A particularly straight road led through the third village, and from some way off I could see a postman walking from house to house with his deliveries. There was no one else to be seen; it was calm and the quiet was interrupted only by my passing van.  And yet, was this place the idyll I had first imagined? I could see no shops; the nearest doctor was probably some miles away, and for someone without a car, what public transport would be available?  I had seen no school, but towards the end of the school holidays, I hadn't seen any children either.  Without children, where was the vitality of the village?  I noticed some building going on at the edge of the village, but would these be executive dwellings for wealthy people seeking a country retreat in their middle age?  Or would they be the affordable homes that would make it possible for the village's own young people to remain there to strengthen the community?

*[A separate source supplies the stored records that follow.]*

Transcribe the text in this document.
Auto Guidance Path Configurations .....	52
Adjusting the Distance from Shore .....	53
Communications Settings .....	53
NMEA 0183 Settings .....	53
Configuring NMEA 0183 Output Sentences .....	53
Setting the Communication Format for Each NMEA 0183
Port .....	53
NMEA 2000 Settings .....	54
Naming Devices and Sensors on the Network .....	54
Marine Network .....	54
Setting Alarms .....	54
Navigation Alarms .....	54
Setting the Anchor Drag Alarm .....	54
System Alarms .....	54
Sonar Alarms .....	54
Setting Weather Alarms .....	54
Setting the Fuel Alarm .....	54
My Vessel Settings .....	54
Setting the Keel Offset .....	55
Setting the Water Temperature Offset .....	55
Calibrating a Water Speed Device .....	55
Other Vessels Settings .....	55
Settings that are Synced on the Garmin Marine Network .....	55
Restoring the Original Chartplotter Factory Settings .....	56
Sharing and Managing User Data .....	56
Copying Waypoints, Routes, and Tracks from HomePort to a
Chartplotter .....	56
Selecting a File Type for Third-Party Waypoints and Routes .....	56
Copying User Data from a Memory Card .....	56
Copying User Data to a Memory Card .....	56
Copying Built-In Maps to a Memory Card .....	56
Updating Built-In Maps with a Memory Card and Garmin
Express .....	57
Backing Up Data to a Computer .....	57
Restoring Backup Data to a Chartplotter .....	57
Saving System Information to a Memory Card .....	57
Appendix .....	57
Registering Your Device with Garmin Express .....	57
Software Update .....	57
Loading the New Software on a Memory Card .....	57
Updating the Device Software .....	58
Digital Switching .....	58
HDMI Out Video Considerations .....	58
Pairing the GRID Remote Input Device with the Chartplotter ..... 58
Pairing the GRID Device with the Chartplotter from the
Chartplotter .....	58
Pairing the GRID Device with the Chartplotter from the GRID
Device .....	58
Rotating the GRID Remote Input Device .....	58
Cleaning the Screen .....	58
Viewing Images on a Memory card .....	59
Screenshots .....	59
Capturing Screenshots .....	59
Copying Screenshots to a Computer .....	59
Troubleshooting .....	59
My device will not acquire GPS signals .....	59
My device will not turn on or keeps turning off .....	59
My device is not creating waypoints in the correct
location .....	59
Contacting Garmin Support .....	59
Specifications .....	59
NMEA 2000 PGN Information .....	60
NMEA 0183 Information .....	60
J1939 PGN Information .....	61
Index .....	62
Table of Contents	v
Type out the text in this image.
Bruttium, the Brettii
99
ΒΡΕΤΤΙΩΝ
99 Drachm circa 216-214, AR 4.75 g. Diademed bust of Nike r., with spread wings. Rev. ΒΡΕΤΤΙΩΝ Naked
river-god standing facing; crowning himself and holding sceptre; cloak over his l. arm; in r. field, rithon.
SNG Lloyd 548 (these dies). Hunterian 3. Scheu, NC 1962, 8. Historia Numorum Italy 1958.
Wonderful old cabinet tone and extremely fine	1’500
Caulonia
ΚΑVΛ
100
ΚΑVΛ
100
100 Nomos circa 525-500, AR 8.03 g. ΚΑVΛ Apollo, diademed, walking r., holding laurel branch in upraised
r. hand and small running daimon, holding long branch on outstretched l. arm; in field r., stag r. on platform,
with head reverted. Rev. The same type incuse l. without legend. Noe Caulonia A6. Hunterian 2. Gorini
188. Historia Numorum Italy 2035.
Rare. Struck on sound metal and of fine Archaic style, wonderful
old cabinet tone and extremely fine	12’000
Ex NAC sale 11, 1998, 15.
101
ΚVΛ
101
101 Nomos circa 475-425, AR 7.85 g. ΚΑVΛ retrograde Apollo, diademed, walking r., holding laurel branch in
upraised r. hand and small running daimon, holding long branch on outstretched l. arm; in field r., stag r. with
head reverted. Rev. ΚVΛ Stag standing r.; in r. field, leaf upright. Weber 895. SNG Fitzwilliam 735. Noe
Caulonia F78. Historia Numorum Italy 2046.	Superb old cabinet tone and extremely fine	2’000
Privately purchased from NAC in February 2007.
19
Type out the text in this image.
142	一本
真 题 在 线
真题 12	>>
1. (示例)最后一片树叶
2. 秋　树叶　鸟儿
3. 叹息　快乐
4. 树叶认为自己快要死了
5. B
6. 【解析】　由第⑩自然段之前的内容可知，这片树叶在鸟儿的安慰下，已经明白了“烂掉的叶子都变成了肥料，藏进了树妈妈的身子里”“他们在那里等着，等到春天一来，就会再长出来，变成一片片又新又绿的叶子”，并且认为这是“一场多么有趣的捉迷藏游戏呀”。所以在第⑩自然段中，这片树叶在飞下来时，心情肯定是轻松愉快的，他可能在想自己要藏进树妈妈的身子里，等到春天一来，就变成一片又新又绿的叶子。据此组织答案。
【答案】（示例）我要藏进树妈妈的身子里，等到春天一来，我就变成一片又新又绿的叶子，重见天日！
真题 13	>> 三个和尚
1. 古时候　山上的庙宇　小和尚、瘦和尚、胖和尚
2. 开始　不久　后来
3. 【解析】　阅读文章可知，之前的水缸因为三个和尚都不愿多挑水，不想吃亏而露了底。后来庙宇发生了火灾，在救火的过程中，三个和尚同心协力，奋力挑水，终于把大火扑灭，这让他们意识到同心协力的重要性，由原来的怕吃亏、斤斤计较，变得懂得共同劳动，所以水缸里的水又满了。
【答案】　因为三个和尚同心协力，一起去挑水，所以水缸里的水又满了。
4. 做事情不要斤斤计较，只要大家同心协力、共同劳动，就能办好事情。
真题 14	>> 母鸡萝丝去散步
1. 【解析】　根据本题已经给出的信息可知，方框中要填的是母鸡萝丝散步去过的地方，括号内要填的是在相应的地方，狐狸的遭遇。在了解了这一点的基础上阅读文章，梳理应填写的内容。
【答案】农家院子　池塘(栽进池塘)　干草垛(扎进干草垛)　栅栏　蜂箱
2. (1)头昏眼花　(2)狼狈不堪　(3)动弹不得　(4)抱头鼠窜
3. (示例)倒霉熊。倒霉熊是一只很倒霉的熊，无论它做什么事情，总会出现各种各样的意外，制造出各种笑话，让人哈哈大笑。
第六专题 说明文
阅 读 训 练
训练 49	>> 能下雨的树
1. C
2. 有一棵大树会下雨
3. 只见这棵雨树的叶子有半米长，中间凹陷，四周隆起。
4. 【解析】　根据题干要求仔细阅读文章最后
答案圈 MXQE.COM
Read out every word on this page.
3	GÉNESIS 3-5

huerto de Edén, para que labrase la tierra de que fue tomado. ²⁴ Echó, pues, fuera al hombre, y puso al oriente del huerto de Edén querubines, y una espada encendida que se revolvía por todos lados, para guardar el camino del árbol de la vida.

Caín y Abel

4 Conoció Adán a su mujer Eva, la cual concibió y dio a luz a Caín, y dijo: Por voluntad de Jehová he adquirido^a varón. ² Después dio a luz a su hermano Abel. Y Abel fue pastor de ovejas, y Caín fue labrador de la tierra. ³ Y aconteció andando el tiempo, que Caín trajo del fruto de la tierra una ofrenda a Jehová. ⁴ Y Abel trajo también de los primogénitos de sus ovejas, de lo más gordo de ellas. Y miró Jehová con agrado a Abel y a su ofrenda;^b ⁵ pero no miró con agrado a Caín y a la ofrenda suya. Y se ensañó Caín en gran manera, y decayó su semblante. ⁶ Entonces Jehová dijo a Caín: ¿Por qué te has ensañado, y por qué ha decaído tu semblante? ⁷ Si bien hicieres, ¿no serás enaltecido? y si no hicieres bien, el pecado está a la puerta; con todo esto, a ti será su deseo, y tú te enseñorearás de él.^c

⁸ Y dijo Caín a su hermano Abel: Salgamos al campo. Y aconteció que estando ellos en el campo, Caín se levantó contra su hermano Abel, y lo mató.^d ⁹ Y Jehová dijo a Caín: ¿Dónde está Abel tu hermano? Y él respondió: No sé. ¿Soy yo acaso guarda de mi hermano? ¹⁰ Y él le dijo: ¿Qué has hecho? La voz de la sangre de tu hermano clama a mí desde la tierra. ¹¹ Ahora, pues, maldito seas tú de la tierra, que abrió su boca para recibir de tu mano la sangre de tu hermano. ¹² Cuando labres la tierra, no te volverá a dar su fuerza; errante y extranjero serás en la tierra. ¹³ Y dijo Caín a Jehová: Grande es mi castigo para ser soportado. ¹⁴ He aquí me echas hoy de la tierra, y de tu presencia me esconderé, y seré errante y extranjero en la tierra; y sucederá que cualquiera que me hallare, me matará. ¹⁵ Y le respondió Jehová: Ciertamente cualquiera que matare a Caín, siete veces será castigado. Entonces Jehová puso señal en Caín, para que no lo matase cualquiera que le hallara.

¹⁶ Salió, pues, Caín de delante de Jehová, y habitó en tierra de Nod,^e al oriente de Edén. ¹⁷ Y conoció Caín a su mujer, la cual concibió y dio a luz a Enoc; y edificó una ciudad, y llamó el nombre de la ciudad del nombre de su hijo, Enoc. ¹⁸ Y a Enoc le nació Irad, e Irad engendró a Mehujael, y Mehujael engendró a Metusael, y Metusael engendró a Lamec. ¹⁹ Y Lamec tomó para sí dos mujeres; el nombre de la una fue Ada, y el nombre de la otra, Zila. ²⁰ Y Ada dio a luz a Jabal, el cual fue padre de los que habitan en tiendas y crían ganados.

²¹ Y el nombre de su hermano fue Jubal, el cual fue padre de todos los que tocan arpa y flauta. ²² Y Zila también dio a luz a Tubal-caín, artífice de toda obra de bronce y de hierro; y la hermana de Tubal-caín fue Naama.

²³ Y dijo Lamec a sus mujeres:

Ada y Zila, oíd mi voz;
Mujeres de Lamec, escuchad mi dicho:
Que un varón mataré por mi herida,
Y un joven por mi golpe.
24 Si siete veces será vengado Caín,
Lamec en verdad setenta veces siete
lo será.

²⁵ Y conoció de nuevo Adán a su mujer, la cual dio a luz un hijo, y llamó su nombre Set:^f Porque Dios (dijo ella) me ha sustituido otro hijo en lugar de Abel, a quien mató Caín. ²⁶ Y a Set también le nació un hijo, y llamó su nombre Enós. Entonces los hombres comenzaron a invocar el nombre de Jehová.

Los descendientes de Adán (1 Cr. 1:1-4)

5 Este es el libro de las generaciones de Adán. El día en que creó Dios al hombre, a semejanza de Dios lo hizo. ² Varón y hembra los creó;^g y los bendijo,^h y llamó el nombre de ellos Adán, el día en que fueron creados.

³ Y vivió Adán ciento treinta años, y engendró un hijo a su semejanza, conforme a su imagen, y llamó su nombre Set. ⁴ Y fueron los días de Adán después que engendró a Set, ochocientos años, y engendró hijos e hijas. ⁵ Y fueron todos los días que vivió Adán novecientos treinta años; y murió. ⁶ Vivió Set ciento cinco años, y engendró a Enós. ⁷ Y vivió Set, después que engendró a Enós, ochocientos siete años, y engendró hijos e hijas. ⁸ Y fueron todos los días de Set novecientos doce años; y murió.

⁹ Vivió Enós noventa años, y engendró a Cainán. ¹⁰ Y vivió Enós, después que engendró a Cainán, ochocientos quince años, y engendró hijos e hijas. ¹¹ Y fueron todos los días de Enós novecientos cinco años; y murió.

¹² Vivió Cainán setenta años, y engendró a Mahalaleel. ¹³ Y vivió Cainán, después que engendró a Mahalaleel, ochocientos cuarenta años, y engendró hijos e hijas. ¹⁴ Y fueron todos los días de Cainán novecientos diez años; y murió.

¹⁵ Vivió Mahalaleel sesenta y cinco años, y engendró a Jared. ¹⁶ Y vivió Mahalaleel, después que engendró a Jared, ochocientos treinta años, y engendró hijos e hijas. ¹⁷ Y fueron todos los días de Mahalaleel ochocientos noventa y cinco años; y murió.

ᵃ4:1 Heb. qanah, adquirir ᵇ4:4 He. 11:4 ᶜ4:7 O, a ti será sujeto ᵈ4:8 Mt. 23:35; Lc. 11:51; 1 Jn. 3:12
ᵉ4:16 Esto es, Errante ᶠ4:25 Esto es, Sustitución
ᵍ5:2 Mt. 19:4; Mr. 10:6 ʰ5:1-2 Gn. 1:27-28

Today I was offered the chance of a delivery in Norfolk - something I rarely turn down - and loyalty to my native county earned its reward.  I found myself driving through Breckland's narrow lanes (with passing places!) between high hedges, with an occasional gap through which you can see for miles across arable land, meadows, and in the distance are more hedges. Between the few market towns are lots of villages, one after another, each with its shop, a pub sometimes indicating a declining clientele by its need for a lick of paint, its medieval church, and the houses: some of red brick, some of flint, but many more built of a combination of the two.

The former station at East Rudham,
which saw its last train in 1967 after
closing to passengers 2nd March 1959
Many a village has a Station Road which shows no sign of station nor relic of railway, until suddenly, in the middle of the countryside a steep incline is encountered and here is a house by the site of a level crossing, showing those unique characteristics that denote a former station, that served a number of villages and yet wasn't really in any of them.  Some of these sites have retained one or both of the original platforms, but between them now is a footpath instead of sleepers and rails, and in the middle distance a barred gate, beyond which is someone else's section of the former railway.